This site helped me choose my vapourizers so I thought i'd give a little something back and show you all how I am charging my Solo off of AA batteries for when i'm camping or at a cottage with no power.
If you do this do it at your own risk. I assume it voids your warranty though i'm not sure if they could tell.
A friend of mine has a nice island up North that has no running water or electricity. A week ago I became hooked on vapourizers and am now ruined on burning. The taste is nasty. So after becoming hooked on the Arizer Extreme Tower Q(The name generally involves 2 or 3 of those words) I picked up Arizer Solo. It's a great little unit. But i'm going to be without electricity for 5 days so needed to find a way to charge it without a car or ac power. So using a few parts I had laying around as well as $5 in parts I picked up today I put together a device to charge the solo using 12 AA or AAA batteries.
The voltage regulator has a small heatsink attached but in the 4 hour or so charge time it could heat up quite a bit. The regulator is outputting 12V but being fed 18V. Some of the excess will be lost as heat and over the charging cycle the it would gradually increase in temperature till it gets quite hot. The hotter it gets the lower it's efficiency it gets so you want to keep it as close to room temperature as possible. When I realized that the solo charges at 12V and the heatsink I had laying around had a fan that ran at 12V it seemed like a no brainer to add the option to turn on a fan incase the heatsink got too hot.
Parts:
-LM7812 voltage vegulator
-On/Off rocker switched with led indicator
-3 way rocker switch(standard on/off would have been better but I had this laying around)

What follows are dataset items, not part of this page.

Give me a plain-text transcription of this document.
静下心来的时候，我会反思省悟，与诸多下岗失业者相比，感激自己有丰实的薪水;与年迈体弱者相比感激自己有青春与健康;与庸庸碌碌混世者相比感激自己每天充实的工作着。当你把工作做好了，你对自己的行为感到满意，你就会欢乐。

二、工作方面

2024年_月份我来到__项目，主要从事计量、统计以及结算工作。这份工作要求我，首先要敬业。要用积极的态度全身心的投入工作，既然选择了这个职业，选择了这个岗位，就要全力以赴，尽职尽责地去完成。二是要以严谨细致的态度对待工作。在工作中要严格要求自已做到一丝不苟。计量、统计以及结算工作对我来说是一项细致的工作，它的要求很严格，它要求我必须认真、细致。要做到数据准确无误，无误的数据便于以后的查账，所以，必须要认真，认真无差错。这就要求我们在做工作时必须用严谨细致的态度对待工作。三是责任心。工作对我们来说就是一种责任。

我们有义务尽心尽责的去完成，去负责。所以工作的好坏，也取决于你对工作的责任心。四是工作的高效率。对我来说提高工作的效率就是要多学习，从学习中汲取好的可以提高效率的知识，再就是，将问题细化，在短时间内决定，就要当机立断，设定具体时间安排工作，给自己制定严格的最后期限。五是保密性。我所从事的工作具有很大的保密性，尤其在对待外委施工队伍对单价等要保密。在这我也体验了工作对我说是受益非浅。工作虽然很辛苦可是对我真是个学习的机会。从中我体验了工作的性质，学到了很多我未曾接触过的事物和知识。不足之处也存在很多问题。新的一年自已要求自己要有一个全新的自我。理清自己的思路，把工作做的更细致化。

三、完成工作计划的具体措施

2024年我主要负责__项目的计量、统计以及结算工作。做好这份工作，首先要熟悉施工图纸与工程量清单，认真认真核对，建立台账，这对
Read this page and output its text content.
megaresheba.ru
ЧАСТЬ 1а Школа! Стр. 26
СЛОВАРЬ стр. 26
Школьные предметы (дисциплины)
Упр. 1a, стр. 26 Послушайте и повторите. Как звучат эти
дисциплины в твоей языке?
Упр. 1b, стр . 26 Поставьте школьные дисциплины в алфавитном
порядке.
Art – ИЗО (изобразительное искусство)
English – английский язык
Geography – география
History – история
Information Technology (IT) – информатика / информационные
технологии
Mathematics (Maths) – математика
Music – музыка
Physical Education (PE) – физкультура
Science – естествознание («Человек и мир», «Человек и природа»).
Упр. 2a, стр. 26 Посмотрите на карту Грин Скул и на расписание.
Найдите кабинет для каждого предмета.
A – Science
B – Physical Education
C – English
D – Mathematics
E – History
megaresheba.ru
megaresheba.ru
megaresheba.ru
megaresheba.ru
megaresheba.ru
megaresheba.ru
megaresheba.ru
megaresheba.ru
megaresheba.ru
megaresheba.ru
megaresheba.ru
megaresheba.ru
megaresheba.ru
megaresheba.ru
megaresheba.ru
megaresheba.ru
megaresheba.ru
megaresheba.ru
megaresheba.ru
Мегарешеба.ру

-Power lined from broken breadboard
-Intel stock 3570k heatsink fan
-Coax DC power plug, 4mm OD and 1.7mm ID
-Heat shrink
-Protoyping electronics board
-Various lengths of red and black solid core wire
-Cardboard
-Cable Ties
-Superglue
Construction:
-Plan the layout of your prototype board. Check that you have planned all the connections right.
-Now double check it.
-Now triple check it. You do not want to put it all together only to find out you made a mistake.
-Solder the voltage regulator to the breadboard. If the regulators built in heat sink is flat on a table and pointing away from you, the pins from left to right are 1, 2, and 3
-Connect pin 1 to the bread board positive power line with the 3 way rocker switch between the two. On the rocker switch the wires should be connected to the middle prong and one of the sides.
-Connect pin 2 to the bread board negative power line. Also to negative line of the solo's plug(outer part of plug). To solder to the plug unscrew the black cap and expose the innards. Also to the negative line of the fan with the on/off rocker switch between the two.
-Connect pin 3 to the positive line of the fan. Also to the positive line of the solo's plug(inner part of plug)
Operation:
-Main switch: connects the battery pack to the voltage regulator feeding 12V to the Solo's plug
-Fan: only works if main power switch is on. This works as a sign that the device is on.
Notes:
-You could permanently attach the battery pack to the prototyping board. The reason I didn't is because AA/AAA combo battery packs were on sale so I wanted to be able to swap battery packs.
-I used 12 batteries making 18V. 10 batteries making 15V would likely be sufficient for this circuit.
-I shop at active surplus which sells used parts. This is why the parts were so cheap. It's also why the led indicator on the fan switch doesn't work.
I'll update here when I get back to let you all know how it went.